Berahi

Dari Wikipedia bahasa Indonesia, ensiklopedia bebas
Langsung ke: navigasi, cari

Berahi adalah istilah dalam seksualitas yang menunjukkan keadaan kesiapan fisik dan mental suatu individu untuk melakukan hubungan seksual/persanggamaan. Keadaan ini ditunjukkan oleh banyak hewan, termasuk manusia. Berahi dapat didorong oleh siklus fisik (muncul secara alami) maupun dimanipulasi untuk muncul.

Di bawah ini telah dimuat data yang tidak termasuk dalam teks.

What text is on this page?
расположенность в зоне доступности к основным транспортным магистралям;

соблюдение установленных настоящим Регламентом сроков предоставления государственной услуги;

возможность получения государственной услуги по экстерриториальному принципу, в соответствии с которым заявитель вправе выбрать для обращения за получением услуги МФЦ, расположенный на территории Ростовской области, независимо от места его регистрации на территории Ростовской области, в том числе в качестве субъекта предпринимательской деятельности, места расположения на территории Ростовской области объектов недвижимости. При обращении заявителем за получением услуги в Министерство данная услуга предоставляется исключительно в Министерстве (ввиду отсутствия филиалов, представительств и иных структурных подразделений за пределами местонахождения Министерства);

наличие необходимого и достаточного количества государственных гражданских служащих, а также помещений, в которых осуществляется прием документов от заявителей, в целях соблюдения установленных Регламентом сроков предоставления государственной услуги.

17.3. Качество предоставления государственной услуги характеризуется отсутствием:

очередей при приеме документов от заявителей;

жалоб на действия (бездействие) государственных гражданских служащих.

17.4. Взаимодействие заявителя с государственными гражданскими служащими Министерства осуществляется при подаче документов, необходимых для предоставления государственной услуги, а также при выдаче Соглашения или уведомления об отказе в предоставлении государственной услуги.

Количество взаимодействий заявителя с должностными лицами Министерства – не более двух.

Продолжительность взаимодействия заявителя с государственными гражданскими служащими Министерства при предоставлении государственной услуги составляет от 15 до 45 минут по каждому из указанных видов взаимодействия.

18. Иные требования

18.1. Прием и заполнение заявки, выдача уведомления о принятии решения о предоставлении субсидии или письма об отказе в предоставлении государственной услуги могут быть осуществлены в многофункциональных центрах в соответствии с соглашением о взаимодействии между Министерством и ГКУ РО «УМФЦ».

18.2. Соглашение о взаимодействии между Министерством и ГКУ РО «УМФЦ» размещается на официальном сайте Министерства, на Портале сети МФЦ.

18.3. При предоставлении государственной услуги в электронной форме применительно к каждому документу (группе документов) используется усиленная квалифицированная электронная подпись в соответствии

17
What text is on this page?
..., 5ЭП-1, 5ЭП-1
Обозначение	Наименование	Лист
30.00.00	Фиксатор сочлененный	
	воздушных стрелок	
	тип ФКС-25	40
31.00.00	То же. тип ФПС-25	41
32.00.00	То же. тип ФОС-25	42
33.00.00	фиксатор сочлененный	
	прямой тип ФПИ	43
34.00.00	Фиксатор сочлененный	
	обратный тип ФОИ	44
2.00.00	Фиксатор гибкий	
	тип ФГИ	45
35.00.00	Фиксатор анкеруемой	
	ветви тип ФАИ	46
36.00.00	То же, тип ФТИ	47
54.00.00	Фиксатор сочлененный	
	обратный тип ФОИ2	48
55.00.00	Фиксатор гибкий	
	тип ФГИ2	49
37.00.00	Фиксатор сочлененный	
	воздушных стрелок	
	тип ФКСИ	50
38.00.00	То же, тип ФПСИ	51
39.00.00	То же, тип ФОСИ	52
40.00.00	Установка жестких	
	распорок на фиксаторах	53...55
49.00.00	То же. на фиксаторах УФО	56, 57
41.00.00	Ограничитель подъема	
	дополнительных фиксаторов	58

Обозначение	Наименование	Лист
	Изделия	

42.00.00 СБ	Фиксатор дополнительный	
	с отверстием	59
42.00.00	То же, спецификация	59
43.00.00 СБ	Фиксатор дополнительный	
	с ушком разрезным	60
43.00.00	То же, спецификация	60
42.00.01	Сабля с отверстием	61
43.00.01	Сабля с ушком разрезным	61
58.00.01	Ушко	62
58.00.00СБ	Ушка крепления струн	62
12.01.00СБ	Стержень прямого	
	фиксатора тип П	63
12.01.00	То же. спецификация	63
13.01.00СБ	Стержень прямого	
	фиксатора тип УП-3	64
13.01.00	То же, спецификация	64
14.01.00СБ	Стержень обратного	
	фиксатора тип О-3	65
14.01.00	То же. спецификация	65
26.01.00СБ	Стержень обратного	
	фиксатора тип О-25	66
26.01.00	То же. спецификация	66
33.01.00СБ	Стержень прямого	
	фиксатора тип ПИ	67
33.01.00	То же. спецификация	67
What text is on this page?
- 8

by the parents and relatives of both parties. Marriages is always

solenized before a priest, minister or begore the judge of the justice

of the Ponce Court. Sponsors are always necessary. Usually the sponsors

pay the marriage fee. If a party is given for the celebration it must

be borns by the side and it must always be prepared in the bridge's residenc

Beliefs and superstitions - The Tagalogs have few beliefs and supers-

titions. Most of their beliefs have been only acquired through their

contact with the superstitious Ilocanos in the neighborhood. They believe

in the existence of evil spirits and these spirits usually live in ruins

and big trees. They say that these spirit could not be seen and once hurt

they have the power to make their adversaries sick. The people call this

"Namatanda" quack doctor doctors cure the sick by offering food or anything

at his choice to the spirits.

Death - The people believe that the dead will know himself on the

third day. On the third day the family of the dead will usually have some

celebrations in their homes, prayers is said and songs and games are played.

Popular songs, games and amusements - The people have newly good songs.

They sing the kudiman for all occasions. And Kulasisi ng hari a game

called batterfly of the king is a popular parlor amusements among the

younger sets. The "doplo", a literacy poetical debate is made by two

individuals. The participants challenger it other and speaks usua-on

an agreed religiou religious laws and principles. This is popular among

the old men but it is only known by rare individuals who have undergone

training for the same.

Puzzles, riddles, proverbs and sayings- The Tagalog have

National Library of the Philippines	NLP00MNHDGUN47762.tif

Terdapat keadaan berahi yang sedikit berbeda antara manusia dan hewan lainnya. Pada manusia, berahi diketahui lebih banyak dikendalikan oleh kondisi kejiwaan, yang menyebabkan terjadinya perubahan fisik pada beberapa organ. Dengan kata lain, seseorang yang sehat dapat secara relatif mengatur sendiri kesiapannya untuk mencapai kondisi berahi. Percumbuan adalah perilaku yang paling umum dilakukan untuk mencapai taraf itu. Pada hewan, khususnya berkelamin betina, berahi dikendalikan oleh suatu siklus hormonal (siklus estrus, yang berbeda dengan siklus haid pada manusia). Hewan betina tidak dapat dirangsang atau merangsang diri untuk siap bersanggama apabila tubuhnya tidak berada pada kondisi yang memungkinkan. Sebaliknya, pada manusia orang dapat kapan saja melakukan hubungan persanggamaan, namun biasanya pada saat haid, perempuan kehilangan keinginan untuk melakukannya.[rujukan?]

Secara fisik, berahi ditunjukkan oleh meningkatnya aliran peredaran darah dan meningkatnya suhu beberapa bagian tubuh, terutama bagian reproduksi. Pada hewan jantan yang memiliki penis, terjadi peningkatan aliran darah ke bagian ini dan penis akan menegang dan mengeras (disebut sebagai ereksi). Rangsangan terhadap pejantan ini bersifat kemofisik. Khusus pada manusia juga bersifat psikis. Pada betina, berahi ditunjukkan oleh peningkatan suhu di bagian sekitar vagina. Pada manusia, selain perubahan pada vagina, juga terjadi pengerasan di bagian puting susu (juga terjadi pada laki-laki).

Dalam peternakan sapi dikenal istilah "3A" yang merupakan singkatan tiga pertanda dalam bahasa Jawa untuk menunjukkan keadaan berahi: abang, abuh, anget (merah, membengkak, hangat).